20%-plus growth to sustain in FY12
Management highlighted that it was confident of maintaining 20%-plus
gross loan growth in FY12 despite raising rates by 125 bp over the
past six months. It also believes that the company has the pricing
power for a further 150-200 bp hike, which should not impact growth.

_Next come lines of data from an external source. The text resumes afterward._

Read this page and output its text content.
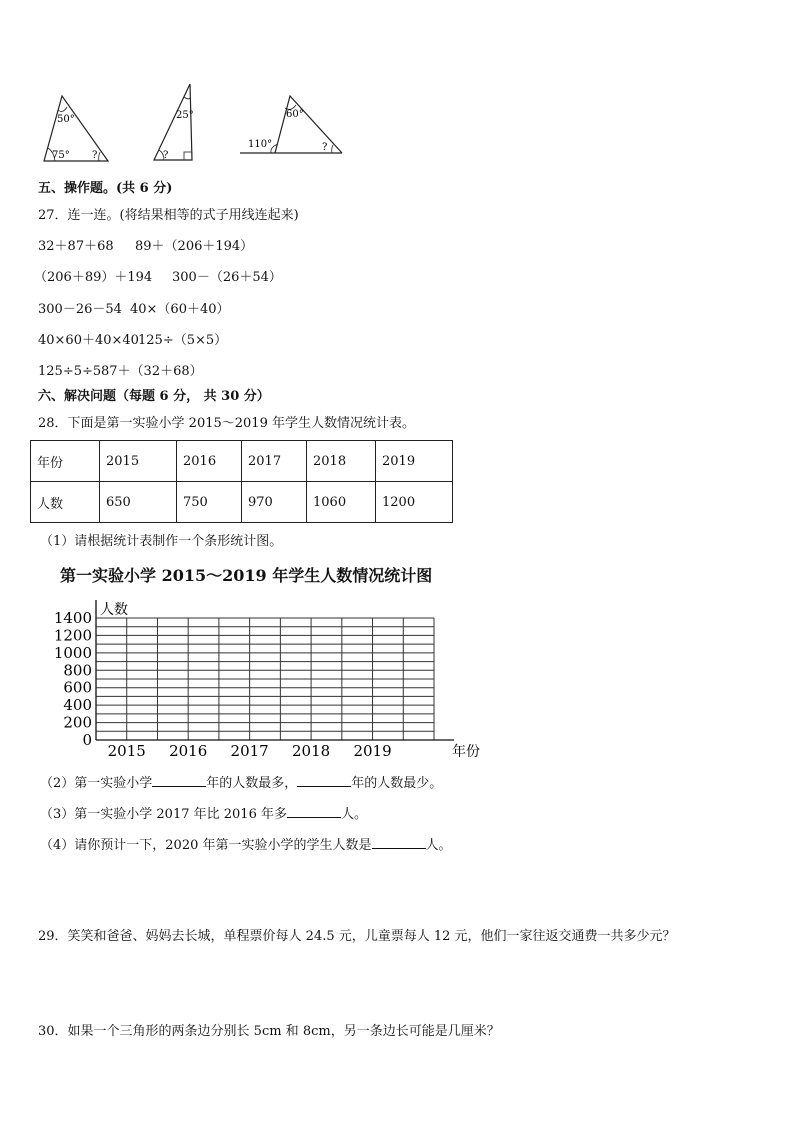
50°
75° ?
25°
?
60°
110°	?
五、操作题。(共 6 分)
27．连一连。(将结果相等的式子用线连起来)
32＋87＋68 89＋（206＋194）
（206＋89）＋194 300－（26＋54）
300－26－54 40×（60＋40）
40×60＋40×40 125÷（5×5）
125÷5÷5 87＋（32＋68）
六、解决问题（每题 6 分， 共 30 分）
28．下面是第一实验小学 2015～2019 年学生人数情况统计表。
年份	2015	2016	2017	2018	2019
人数	650	750	970	1060	1200
（1）请根据统计表制作一个条形统计图。
第一实验小学 2015～2019 年学生人数情况统计图
0
200
400
600
800
1000
1200
1400 人数
2015 2016 2017 2018 2019	年份
（2）第一实验小学	年的人数最多，	年的人数最少。
（3）第一实验小学 2017 年比 2016 年多	人。
（4）请你预计一下，2020 年第一实验小学的学生人数是	人。
29．笑笑和爸爸、妈妈去长城，单程票价每人 24.5 元，儿童票每人 12 元，他们一家往返交通费一共多少元？
30．如果一个三角形的两条边分别长 5cm 和 8cm，另一条边长可能是几厘米？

While there is a slowdown at metros such as Mumbai and Delhi, tier-II
cities continue to witness robust mortgage demand. The average
mortgage ticket size for HDFC is only at Rs1.9 mn and loan-to-value
is still at 68%. Competitive intensity has also eased post the
management change at SBI.
Spreads to be stable
The lending rate increases and the fact that it runs no ALM
mismatches, should help HDFC maintain stable spreads (2.2-2.3%). It
has also been reducing its dependence on bank funding, with
increased share of retail deposits (cost effective in tight liquidity). Over
the past two months, it has raised US$1 bn of retail deposits (4% of
total deposits). HDFC’s reliance on bank funding has reduced, as
appetite for HDFC’s debentures has increased for insurance, pension
and provident funds.
Insurance business margins to recover to 18-19% levels
HDFC Life has been the fastest growing private sector player in FY11;
the 2H11 new business growth was 2% for HDFC Life versus degrowth
of 41% for industry. Its market share improved to 13% in FY11
(from 9% in FY10) and persistency to 81% (from 68%). Opex (costoverruns
were only Rs1.4 bn in FY11) and commission ratios
continued to drop. However, after the new regulations, new business
margins dropped sharply to 19% in FY11 (from 28% in 1H11).
Management is confident of moving to 18-19% over the next two
years with improving productivity, changing product mix and costcutting
measures. Capital needs should be minimal. HDFC Std Life
expects to breakeven in FY12 and is also looking to list in 2012.